The Canadian dollar has edged higher on Tuesday, erasing the losses from the Monday session. Early in the North American session, USD/CAD is trading at 1.3230. On the release front, Canadian Housing Starts climbed to 207 thousand, well above the forecast of 187 thousand. Building Permits disappointed, with a decline of 0.1%, compared to the estimate of a 2.4% gain. Later in the day, the US releases JOLTS Job Openings, which is expected to climb to 5.59 million. On Wednesday, we’ll get a look at the weekly Crude Oil Inventories.

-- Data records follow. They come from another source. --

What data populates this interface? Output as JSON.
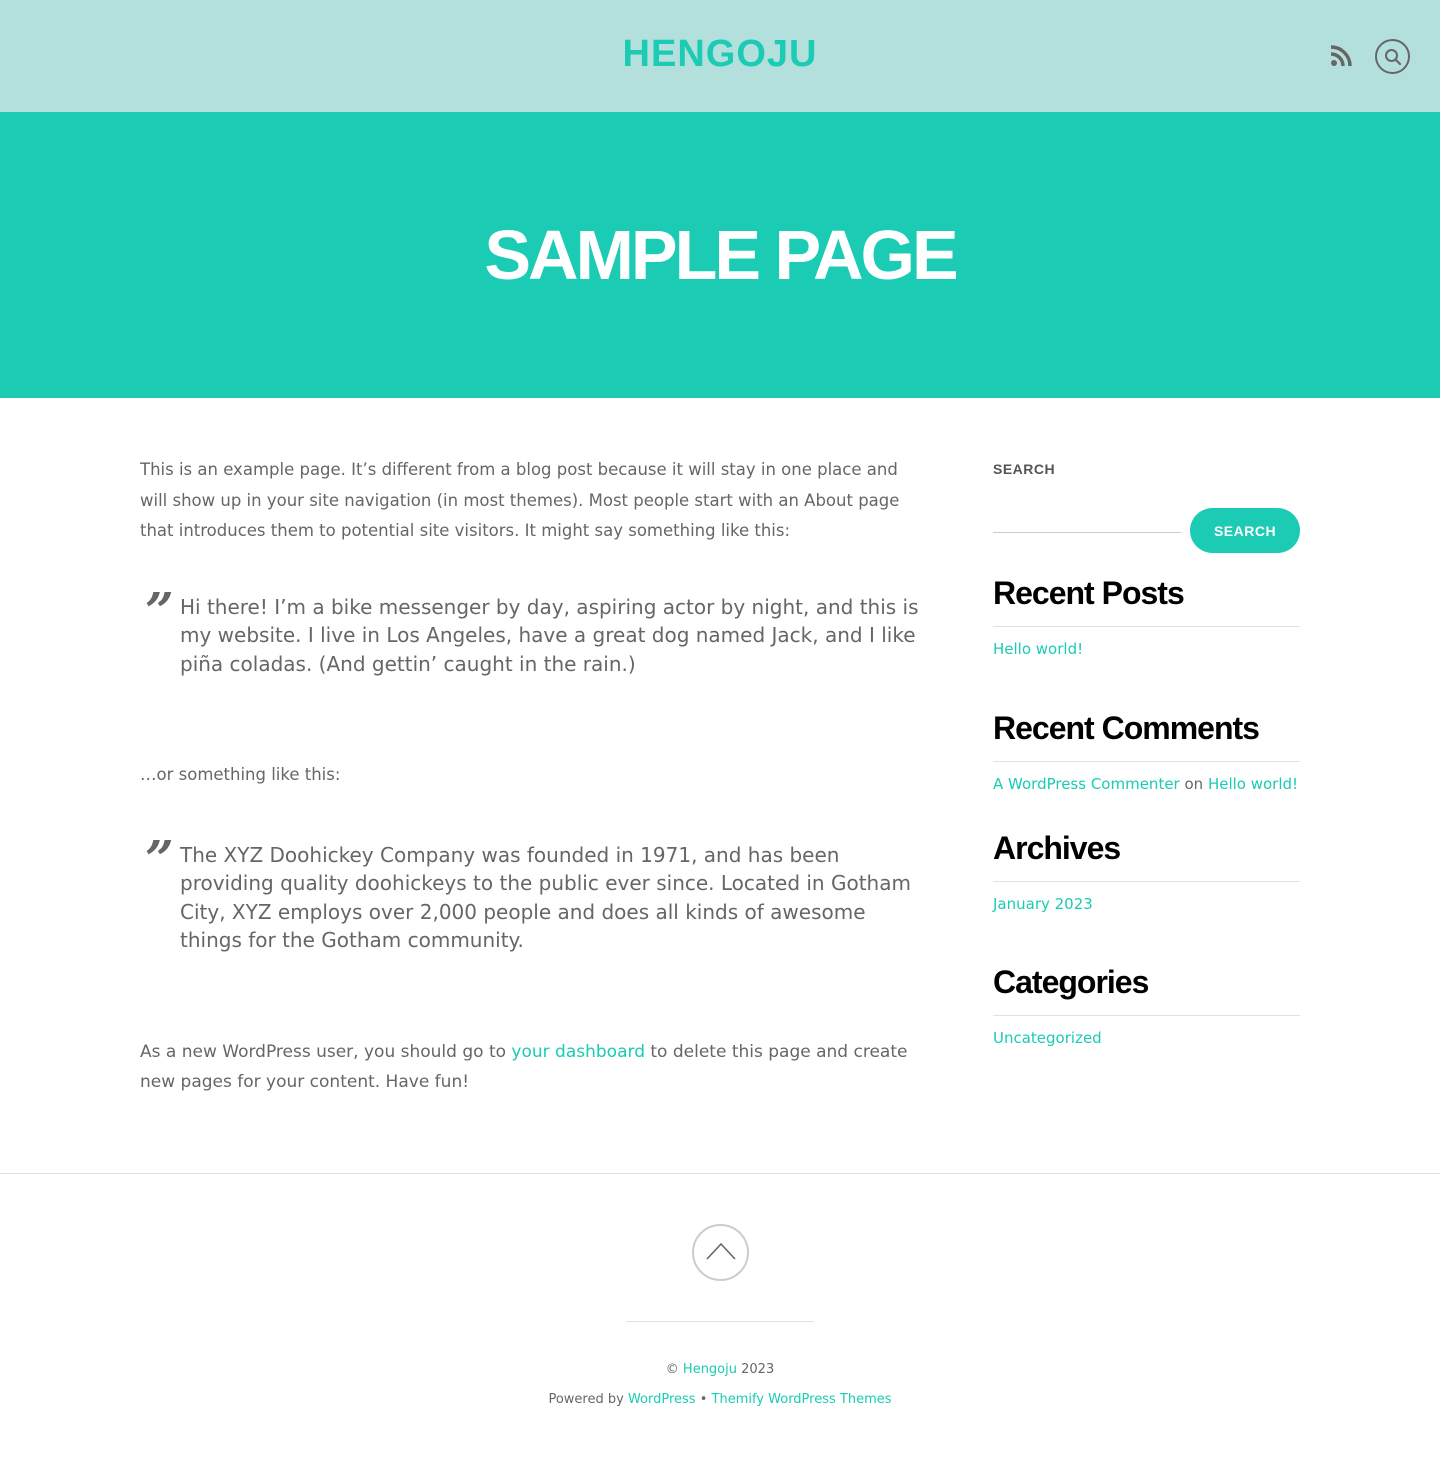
{
  "header": {
    "site_title": "HENGOJU",
    "rss_icon": "rss-icon",
    "search_icon": "search-icon"
  },
  "banner": {
    "page_title": "SAMPLE PAGE"
  },
  "content": {
    "intro": "This is an example page. It’s different from a blog post because it will stay in one place and will show up in your site navigation (in most themes). Most people start with an About page that introduces them to potential site visitors. It might say something like this:",
    "quote1": "Hi there! I’m a bike messenger by day, aspiring actor by night, and this is my website. I live in Los Angeles, have a great dog named Jack, and I like piña coladas. (And gettin’ caught in the rain.)",
    "or_text": "…or something like this:",
    "quote2": "The XYZ Doohickey Company was founded in 1971, and has been providing quality doohickeys to the public ever since. Located in Gotham City, XYZ employs over 2,000 people and does all kinds of awesome things for the Gotham community.",
    "outro_before": "As a new WordPress user, you should go to ",
    "outro_link": "your dashboard",
    "outro_after": " to delete this page and create new pages for your content. Have fun!",
    "quote_mark": "”"
  },
  "sidebar": {
    "search_label": "SEARCH",
    "search_placeholder": "",
    "search_value": "",
    "search_button": "SEARCH",
    "recent_posts_title": "Recent Posts",
    "recent_posts": [
      "Hello world!"
    ],
    "recent_comments_title": "Recent Comments",
    "recent_comment": {
      "author": "A WordPress Commenter",
      "on": " on ",
      "post": "Hello world!"
    },
    "archives_title": "Archives",
    "archives": [
      "January 2023"
    ],
    "categories_title": "Categories",
    "categories": [
      "Uncategorized"
    ]
  },
  "footer": {
    "back_to_top_icon": "chevron-up-icon",
    "copyright_symbol": "© ",
    "copyright_site": "Hengoju",
    "copyright_year": " 2023",
    "powered_by": "Powered by ",
    "wordpress_link": "WordPress",
    "separator": " • ",
    "themify_link": "Themify WordPress Themes"
  },
  "colors": {
    "header_bg": "#b3e0dd",
    "accent": "#1bcbb3",
    "text": "#666666",
    "heading": "#000000"
  }
}
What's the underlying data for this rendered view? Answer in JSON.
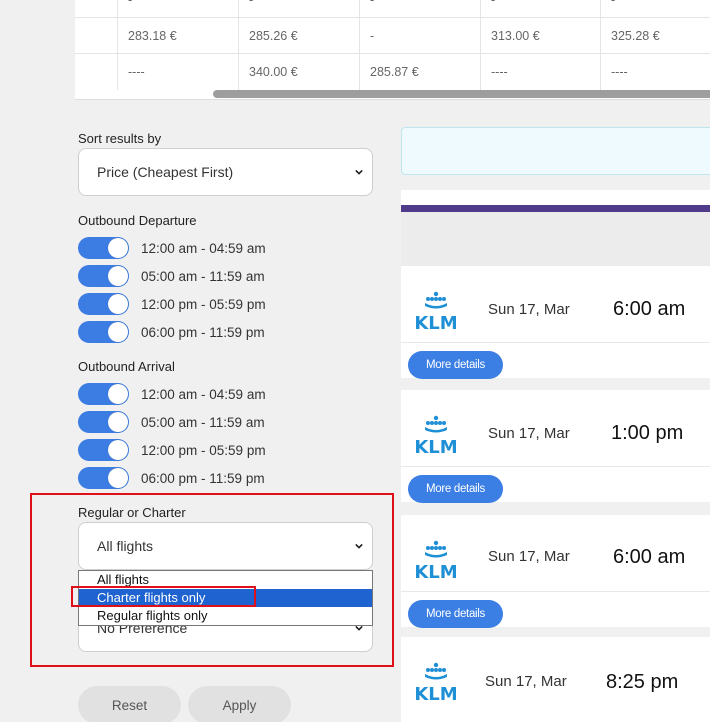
{
  "price_table": {
    "rows": [
      [
        "-",
        "-",
        "-",
        "-",
        "-"
      ],
      [
        "283.18 €",
        "285.26 €",
        "-",
        "313.00 €",
        "325.28 €"
      ],
      [
        "----",
        "340.00 €",
        "285.87 €",
        "----",
        "----"
      ]
    ]
  },
  "filters": {
    "sort": {
      "label": "Sort results by",
      "value": "Price (Cheapest First)"
    },
    "outbound_departure": {
      "label": "Outbound Departure",
      "options": [
        "12:00 am - 04:59 am",
        "05:00 am - 11:59 am",
        "12:00 pm - 05:59 pm",
        "06:00 pm - 11:59 pm"
      ]
    },
    "outbound_arrival": {
      "label": "Outbound Arrival",
      "options": [
        "12:00 am - 04:59 am",
        "05:00 am - 11:59 am",
        "12:00 pm - 05:59 pm",
        "06:00 pm - 11:59 pm"
      ]
    },
    "regular_charter": {
      "label": "Regular or Charter",
      "value": "All flights",
      "options": [
        "All flights",
        "Charter flights only",
        "Regular flights only"
      ],
      "highlighted": "Charter flights only"
    },
    "hidden_select_value": "No Preference",
    "reset_label": "Reset",
    "apply_label": "Apply"
  },
  "results": [
    {
      "airline": "KLM",
      "date": "Sun 17, Mar",
      "time": "6:00 am",
      "details": "More details"
    },
    {
      "airline": "KLM",
      "date": "Sun 17, Mar",
      "time": "1:00 pm",
      "details": "More details"
    },
    {
      "airline": "KLM",
      "date": "Sun 17, Mar",
      "time": "6:00 am",
      "details": "More details"
    },
    {
      "airline": "KLM",
      "date": "Sun 17, Mar",
      "time": "8:25 pm"
    }
  ],
  "colors": {
    "accent": "#3c7de4",
    "highlight_red": "#e0101a",
    "klm_blue": "#1f8fd6",
    "header_bar": "#4f3b8a"
  }
}
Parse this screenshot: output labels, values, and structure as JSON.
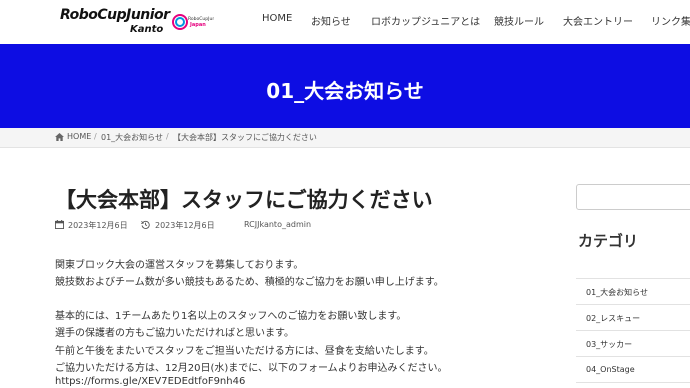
{
  "logo": {
    "main": "RoboCupJunior",
    "sub": "Kanto",
    "mark_text": "RoboCupJunior Japan"
  },
  "nav": [
    "HOME",
    "お知らせ",
    "ロボカップジュニアとは",
    "競技ルール",
    "大会エントリー",
    "リンク集"
  ],
  "hero": {
    "title": "01_大会お知らせ"
  },
  "breadcrumb": {
    "home": "HOME",
    "category": "01_大会お知らせ",
    "current": "【大会本部】スタッフにご協力ください"
  },
  "post": {
    "title": "【大会本部】スタッフにご協力ください",
    "published": "2023年12月6日",
    "updated": "2023年12月6日",
    "author": "RCJJkanto_admin",
    "paragraphs": [
      "関東ブロック大会の運営スタッフを募集しております。",
      "競技数およびチーム数が多い競技もあるため、積極的なご協力をお願い申し上げます。",
      "基本的には、1チームあたり1名以上のスタッフへのご協力をお願い致します。",
      "選手の保護者の方もご協力いただければと思います。",
      "午前と午後をまたいでスタッフをご担当いただける方には、昼食を支給いたします。",
      "ご協力いただける方は、12月20日(水)までに、以下のフォームよりお申込みください。",
      "https://forms.gle/XEV7EDEdtfoF9nh46"
    ]
  },
  "sidebar": {
    "search_placeholder": "",
    "heading": "カテゴリ",
    "categories": [
      "01_大会お知らせ",
      "02_レスキュー",
      "03_サッカー",
      "04_OnStage"
    ]
  },
  "colors": {
    "hero_bg": "#0d0de3",
    "text": "#333333"
  }
}
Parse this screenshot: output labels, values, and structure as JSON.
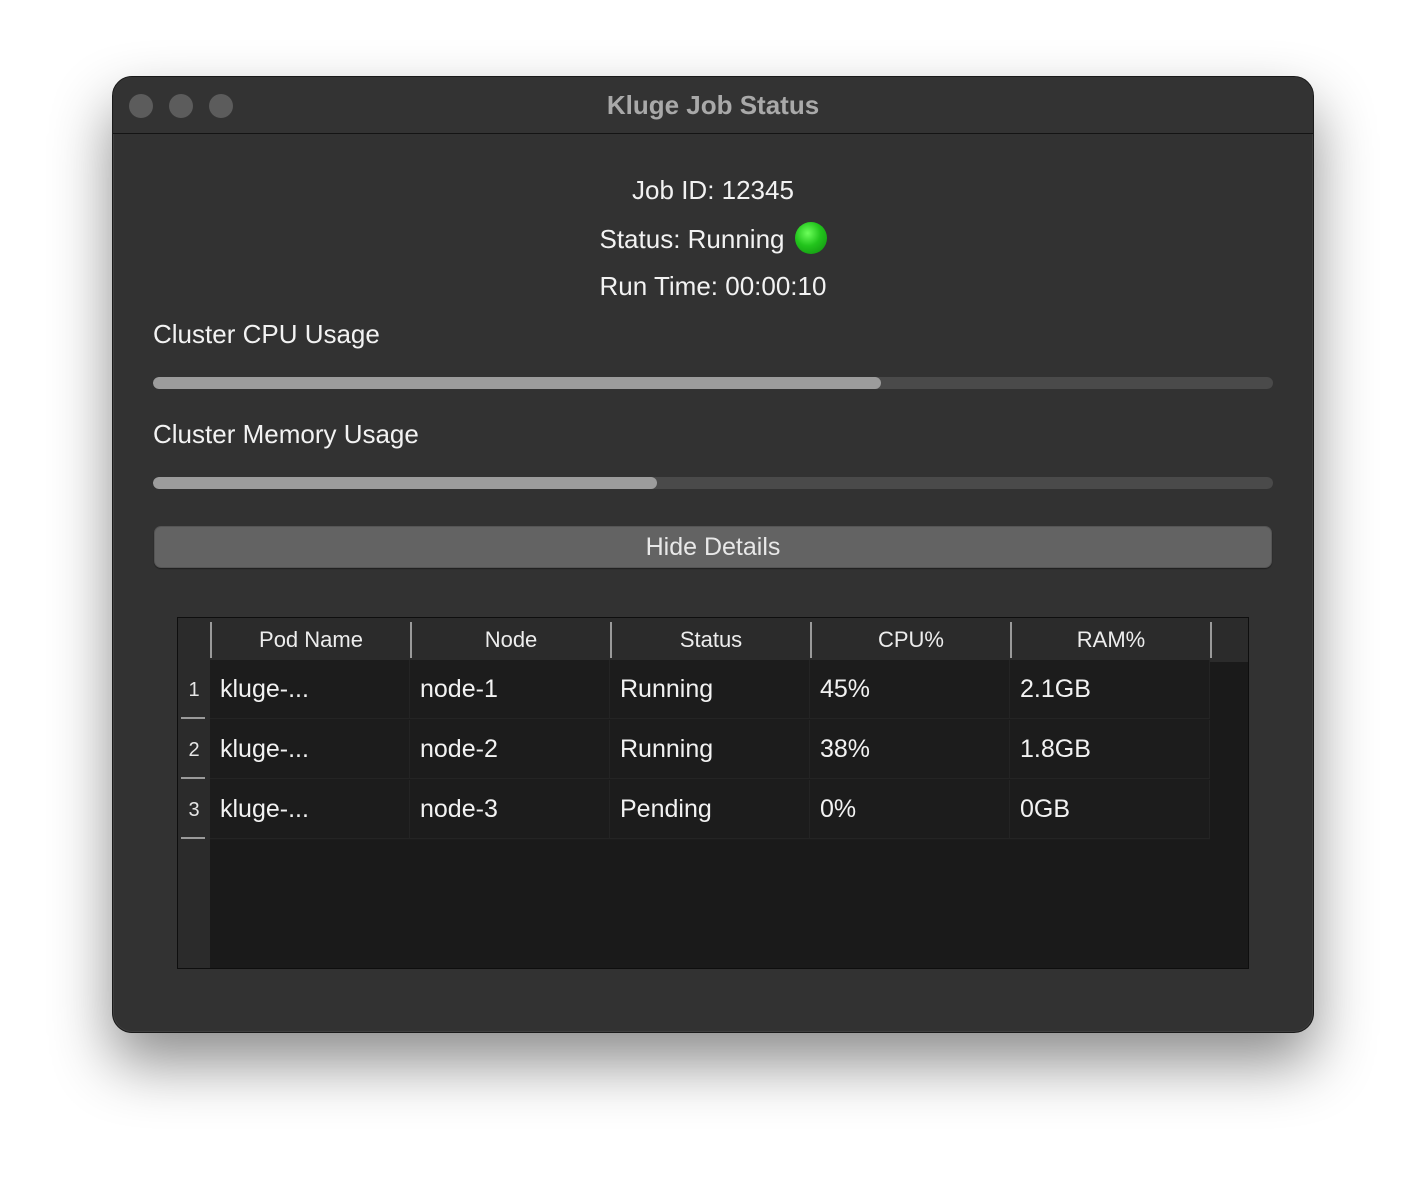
{
  "window": {
    "title": "Kluge Job Status"
  },
  "job": {
    "id_text": "Job ID: 12345",
    "status_text": "Status: Running",
    "status_color": "#22c41c",
    "runtime_text": "Run Time: 00:00:10"
  },
  "cpu": {
    "label": "Cluster CPU Usage",
    "fraction": 0.65
  },
  "memory": {
    "label": "Cluster Memory Usage",
    "fraction": 0.45
  },
  "details_button": {
    "label": "Hide Details"
  },
  "table": {
    "columns": [
      "Pod Name",
      "Node",
      "Status",
      "CPU%",
      "RAM%"
    ],
    "rows": [
      {
        "num": "1",
        "cells": [
          "kluge-...",
          "node-1",
          "Running",
          "45%",
          "2.1GB"
        ]
      },
      {
        "num": "2",
        "cells": [
          "kluge-...",
          "node-2",
          "Running",
          "38%",
          "1.8GB"
        ]
      },
      {
        "num": "3",
        "cells": [
          "kluge-...",
          "node-3",
          "Pending",
          "0%",
          "0GB"
        ]
      }
    ]
  },
  "colors": {
    "window_bg": "#323232",
    "progress_fill": "#9c9c9c",
    "progress_track": "#4a4a4a",
    "table_bg": "#1a1a1a"
  }
}
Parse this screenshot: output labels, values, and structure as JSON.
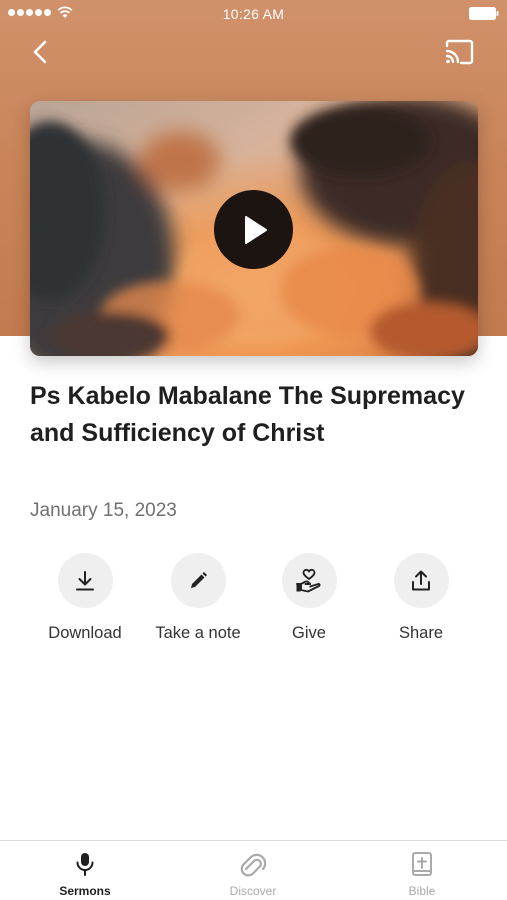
{
  "status_bar": {
    "time": "10:26 AM"
  },
  "sermon": {
    "title": "Ps Kabelo Mabalane The Supremacy and Sufficiency of Christ",
    "date": "January 15, 2023"
  },
  "actions": [
    {
      "label": "Download",
      "icon": "download-icon"
    },
    {
      "label": "Take a note",
      "icon": "pencil-icon"
    },
    {
      "label": "Give",
      "icon": "heart-hand-icon"
    },
    {
      "label": "Share",
      "icon": "share-icon"
    }
  ],
  "tabs": [
    {
      "label": "Sermons",
      "icon": "microphone-icon",
      "active": true
    },
    {
      "label": "Discover",
      "icon": "discover-icon",
      "active": false
    },
    {
      "label": "Bible",
      "icon": "bible-icon",
      "active": false
    }
  ],
  "colors": {
    "header_bg": "#c9855a",
    "active_tab": "#1f1f1f",
    "inactive_tab": "#aaaaaa",
    "action_circle": "#efefef"
  }
}
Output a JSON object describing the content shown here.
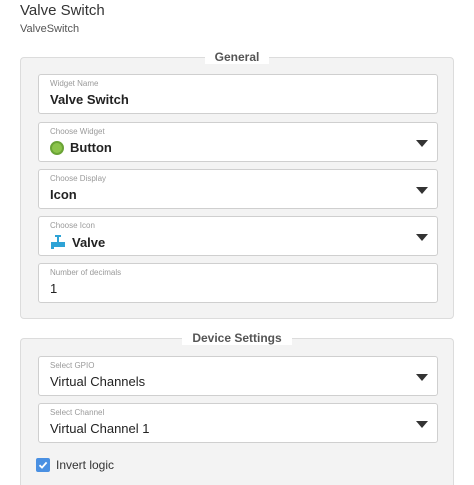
{
  "header": {
    "title": "Valve Switch",
    "subtitle": "ValveSwitch"
  },
  "general": {
    "legend": "General",
    "fields": {
      "widget_name": {
        "label": "Widget Name",
        "value": "Valve Switch"
      },
      "choose_widget": {
        "label": "Choose Widget",
        "value": "Button",
        "icon": "button-icon"
      },
      "choose_display": {
        "label": "Choose Display",
        "value": "Icon"
      },
      "choose_icon": {
        "label": "Choose Icon",
        "value": "Valve",
        "icon": "valve-icon"
      },
      "decimals": {
        "label": "Number of decimals",
        "value": "1"
      }
    }
  },
  "device": {
    "legend": "Device Settings",
    "fields": {
      "gpio": {
        "label": "Select GPIO",
        "value": "Virtual Channels"
      },
      "channel": {
        "label": "Select Channel",
        "value": "Virtual Channel 1"
      }
    },
    "invert_logic": {
      "label": "Invert logic",
      "checked": true
    }
  },
  "colors": {
    "accent": "#4a90e2",
    "button_green": "#8bc34a",
    "valve_blue": "#2ea3d6"
  }
}
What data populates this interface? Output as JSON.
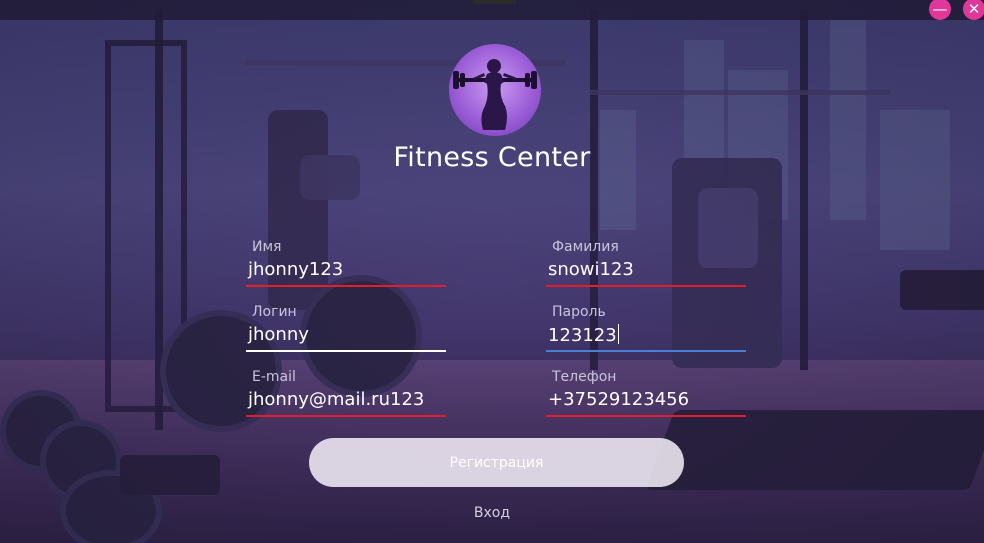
{
  "app": {
    "title": "Fitness Center"
  },
  "window_controls": {
    "minimize_icon": "minimize-icon",
    "close_icon": "close-icon",
    "minimize_glyph": "—",
    "close_glyph": "✕",
    "accent_color": "#e0379a"
  },
  "form": {
    "fields": [
      {
        "id": "first-name",
        "label": "Имя",
        "value": "jhonny123",
        "underline": "red"
      },
      {
        "id": "last-name",
        "label": "Фамилия",
        "value": "snowi123",
        "underline": "red"
      },
      {
        "id": "login",
        "label": "Логин",
        "value": "jhonny",
        "underline": "white"
      },
      {
        "id": "password",
        "label": "Пароль",
        "value": "123123",
        "underline": "blue",
        "focused": true
      },
      {
        "id": "email",
        "label": "E-mail",
        "value": "jhonny@mail.ru123",
        "underline": "red"
      },
      {
        "id": "phone",
        "label": "Телефон",
        "value": "+37529123456",
        "underline": "red"
      }
    ]
  },
  "actions": {
    "register_label": "Регистрация",
    "login_label": "Вход"
  },
  "colors": {
    "error_underline": "#e31e2a",
    "focus_underline": "#4a7fd8",
    "normal_underline": "#ffffff"
  }
}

Canada and the US released key employment numbers on Friday, and there was positive news on both sides of the border. Canadian Employment Change sparkled with a gain of 53.7 thousand, crushing the forecast of -5.1 thousand. In the US, wages rebounded in December, as Average Hourly Earnings climbed 0.4%, edging above the estimate of 0.3%. This marked a strong turnaround after the November reading of -0.1%. The news was not as bright from Nonfarm Payrolls, which dropped to 156 thousand, well off the estimate of 175 thousand. This was the key indicator’s weakest showing in 3 months.
Last week’s Federal Reserve minutes were cautious in tone. The ensuing thumb-downs from the market sent the US dollar broadly lower as USD/CAD dropped to 3-week lows. In the minutes, Fed policymakers essentially said that monetary policy in the coming months will be dictated in large part by the economic platform of the incoming Trump administration, a platform which remains unclear. FOMC members expressed concern about higher inflation levels, given the “prospects for more expansionary fiscal policies in the coming years”. This is a clear reference to president-elect Trump’s plans to increase fiscal spending and cut taxes, which would likely result in higher inflation, something the US hasn’t had to deal with in years. Still, policymakers haven’t changed their view that gradual rate hikes remains an appropriate monetary policy. Many analysts are predicting another rate hike in June, but this forecast could easily change, depending on the performance of the US economy in the first half of 2017.
Canada Adds 54,000 jobs; Unemployment hits 6.9%
USD/CAD Fundamentals
Tuesday (January 10)
- 6:00 US NFIB Small Business Index. Estimate 99.6. Actual 105.8
- 8:15 Canadian Housing Starts. Estimate 187K. Actual 207K
- 8:30 Canadian Building Permits. Estimate 2.4%. Actual -0.1%
- 10:00 US JOLTS Job Openings. Estimate 5.59M
- 10:00 US Final Wholesale Inventories. Estimate 0.9%
Wednesday (January 11)
- 10:30 US Crude Oil Inventories. Estimate 0.9M
*All release times are GMT
*Key events are in bold
USD/CAD for Tuesday, January 10, 2017
USD/CAD January 10 at 8:40 EST
Open: 1.3215 High: 1.3257 Low: 1.3195 Close: 1.3244
USD/CAD Technical
S1 | S2 | S1 | R1 | R2 | R3 |
1.2922 | 1.3003 | 1.3120 | 1.3253 | 1.3371 | 1.3457 |
- USD/CAD showed limited movement in the Asian session. The pair posted small gains in European trade but has retracted early in the North American session
- 1.3120 is providing support
- 1.3253 is a weak resistance line
Further levels in both directions:
- Below: 1.3120, 1.3003 and 1.2922
- Above: 1.3253, 1.3371, 1.3457 and 1.3589
- Current range: 1.3120 to 1.3253
OANDA’s Open Positions Ratio
In the Tuesday session, USD/CAD ratio is showing slight gains in long positions. Currently, long positions have a majority (61%), indicative of trader bias towards USD/CAD continuing to move higher.